Don Juan Matus decía que estaba del lado izquierdo y la llamaba su consejera; como hombre de conocimiento, la escuchaba atentamente. Seguro le daba pistas para tomar decisiones importantes. Los demás, simples mortales o fantasmas, la ignoramos o hacemos el intento. Ciertamente no podemos fingir demencia ante la muerte. Debemos vivir con ella. Inexorablemente, sin excepción, el resultado se reduce a morir en el intento.
Pero no debe caber duda de que lo bailado nadie nos lo quita. Por eso, uno de los mayores propósitos de toda persona sensata debe consistir en disfrutar su vida; nadie lo hará en su lugar. Preciada por limitada e intransferible, se considera un derecho fundamental, atentar contra ella uno de los mayores delitos y perderla el peor castigo. A menos que consista en tanta miseria que la persona afectada y su gente cercana reciban la pérdida como un alivio. De cualquier modo, aunque reneguemos, tenemos la muerte como único destino seguro.
Mejor ver el asunto desde otro ángulo. En buena parte del mundo actual, el derecho a la vida está relacionado con otros derechos, como la libertad para hacer con esa vida lo que la persona decida. Unirse a otra persona para formar un hogar o vivir solo. Dedicarse al desarrollo de abstracciones o a resolver problemas prácticos. Enfrentar las adversidades de la vida o pegarse un tiro.
También podemos creer que seguimos vivos después de que dejamos de respirar y nuestro corazón se ha detenido. Nomás por la necesidad o las ganas de creer en algo. O simplemente suponer que la fiesta se termina, aunque siga sin pausa para los demás, los que aún respiramos y caminamos por el mundo.
En esta pachanga, otra cuestión fundamental se refiere a qué hacer con los demás, además de buscar parecidos y diferencias entre ellos y entre ellos y uno. El principal: estamos vivos y vamos a morir, dejando descendencia. La pregunta tiene relevancia por los que quedarán en una época que pide todos los derechos para todos precisamente por las dificultades o imposibilidades de su ejercicio. Nunca se defendió tanto la vida como en el presente, pues jamás estuvo tan amenazada como ahora, en todas sus manifestaciones.
Se puede mencionar el calentamiento global como el gran mal, aunque negarlo no cambia las cosas; y diluir un poco nuestra parte en el desastre apelando a la ignorancia de los ancestros. La idea de que las cosas no pueden cambiar y están como deben estar se ha vuelto peligrosa hasta para el mismo sistema y por tanto para todos. Urgen cambios que vayan más allá de hacer que todo siga igual.
La pandemia parecía una buena oportunidad para alcanzar acuerdos y trabajar en común. Dejó lecciones muy valiosas, pero la confianza en las vacunas favoreció el regreso a una normalidad en la que no se han incorporado de manera suficiente las enseñanzas de aquellas lecciones. El alivio de muchos cuando terminó el uso obligatorio del cubrebocas se debe a su resistencia al cambio de hábitos, reforzada por la percepción de que su uso causa incomodidad, algo inaceptable a estas alturas del milenio.

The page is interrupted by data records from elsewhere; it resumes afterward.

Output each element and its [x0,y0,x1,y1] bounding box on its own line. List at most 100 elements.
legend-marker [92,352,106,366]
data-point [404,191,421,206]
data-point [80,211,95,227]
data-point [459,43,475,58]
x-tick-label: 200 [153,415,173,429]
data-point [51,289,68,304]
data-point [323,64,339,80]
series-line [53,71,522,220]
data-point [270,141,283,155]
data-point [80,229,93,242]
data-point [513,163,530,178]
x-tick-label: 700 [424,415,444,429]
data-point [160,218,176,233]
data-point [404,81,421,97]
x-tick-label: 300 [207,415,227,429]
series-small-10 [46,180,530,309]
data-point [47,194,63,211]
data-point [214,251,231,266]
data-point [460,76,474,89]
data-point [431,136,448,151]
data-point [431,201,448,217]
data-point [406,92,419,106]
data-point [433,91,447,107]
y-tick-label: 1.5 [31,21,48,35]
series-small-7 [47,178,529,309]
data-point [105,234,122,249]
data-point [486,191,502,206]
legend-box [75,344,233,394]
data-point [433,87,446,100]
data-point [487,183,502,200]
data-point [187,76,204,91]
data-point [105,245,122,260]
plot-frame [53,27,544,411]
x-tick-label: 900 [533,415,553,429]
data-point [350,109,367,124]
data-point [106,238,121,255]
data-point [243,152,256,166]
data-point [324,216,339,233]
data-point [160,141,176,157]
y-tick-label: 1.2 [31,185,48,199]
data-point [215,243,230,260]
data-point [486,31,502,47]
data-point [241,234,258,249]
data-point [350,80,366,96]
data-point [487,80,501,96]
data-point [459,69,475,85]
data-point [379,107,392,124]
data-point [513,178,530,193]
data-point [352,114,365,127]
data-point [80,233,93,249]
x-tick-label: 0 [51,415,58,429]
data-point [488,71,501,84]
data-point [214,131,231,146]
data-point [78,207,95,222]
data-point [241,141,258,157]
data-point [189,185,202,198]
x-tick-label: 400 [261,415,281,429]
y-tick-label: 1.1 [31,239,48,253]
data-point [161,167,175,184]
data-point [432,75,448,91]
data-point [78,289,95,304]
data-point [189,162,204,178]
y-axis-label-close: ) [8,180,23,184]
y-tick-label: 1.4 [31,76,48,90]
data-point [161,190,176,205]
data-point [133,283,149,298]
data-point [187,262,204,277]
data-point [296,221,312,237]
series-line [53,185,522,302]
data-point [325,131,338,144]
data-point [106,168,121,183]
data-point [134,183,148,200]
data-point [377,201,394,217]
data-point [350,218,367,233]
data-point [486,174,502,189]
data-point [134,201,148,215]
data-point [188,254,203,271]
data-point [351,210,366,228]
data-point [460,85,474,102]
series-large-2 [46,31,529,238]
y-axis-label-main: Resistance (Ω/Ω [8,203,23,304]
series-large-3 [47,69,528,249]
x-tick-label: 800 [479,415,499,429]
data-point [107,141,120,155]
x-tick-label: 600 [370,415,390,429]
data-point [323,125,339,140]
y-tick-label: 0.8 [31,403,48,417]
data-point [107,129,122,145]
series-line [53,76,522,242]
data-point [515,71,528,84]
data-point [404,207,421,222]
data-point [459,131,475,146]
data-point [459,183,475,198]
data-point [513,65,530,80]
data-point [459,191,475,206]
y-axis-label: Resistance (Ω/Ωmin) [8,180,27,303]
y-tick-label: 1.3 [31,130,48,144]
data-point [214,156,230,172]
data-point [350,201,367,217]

La medicina nos ha vuelto dependientes de analgésicos y drogas; a la menor molestia corremos al consultorio o nos automedicamos, cuando muchas veces podemos recuperarnos tomando agua y un descanso. La percepción de incomodidad también puede estar relacionada con la valoración del rostro como elemento para construir la identidad. En contraparte, hay gente que ha tomado el accesorio como un componente identitario, incorporándolo a la vestimenta. Velos y corbatas, guantes y pañuelos han desaparecido del guardarropa; llegaron las mascarillas.
Muchas novedades encontraron resistencia en un principio. Los argumentos contra las bicicletas ahora nos parecen ridículos. Personas instruidas pensaban que el esfuerzo de pedalear deformaría la cara de los ciclistas. El temor a lo desconocido y el apego a lo conocido tenían más peso que cualquier prueba de lo inofensivo del ciclismo y sus beneficios como deporte, mientras no ocurriera un accidente vial y el vehículo estuviera en buenas condiciones; aun ahora sus detractores consideran a la bici un transporte inseguro. Qué se le va a hacer.
No obstante, hay mucha diferencia entre vivir con la muerte como una posibilidad ocasionada por enfermedad o accidente y por balacera o secuestro. Podemos proteger más o menos nuestra salud y circular con precaución por la calle; pero nada nos salva de una bala perdida o un levantón. Y lo peor: la incertidumbre y el dolor por la suerte de los desaparecidos.
Obligados o no, seguimos entre los vivos con la persistencia y la fragilidad de la materia viva; tal vez lo más difícil de aceptar consiste en desconocer cuándo llegará nuestro último minuto. Aunque tampoco se ve la ventaja de saberlo. Hay cosas más importantes que averiguar y resolver. Que siga la fiesta.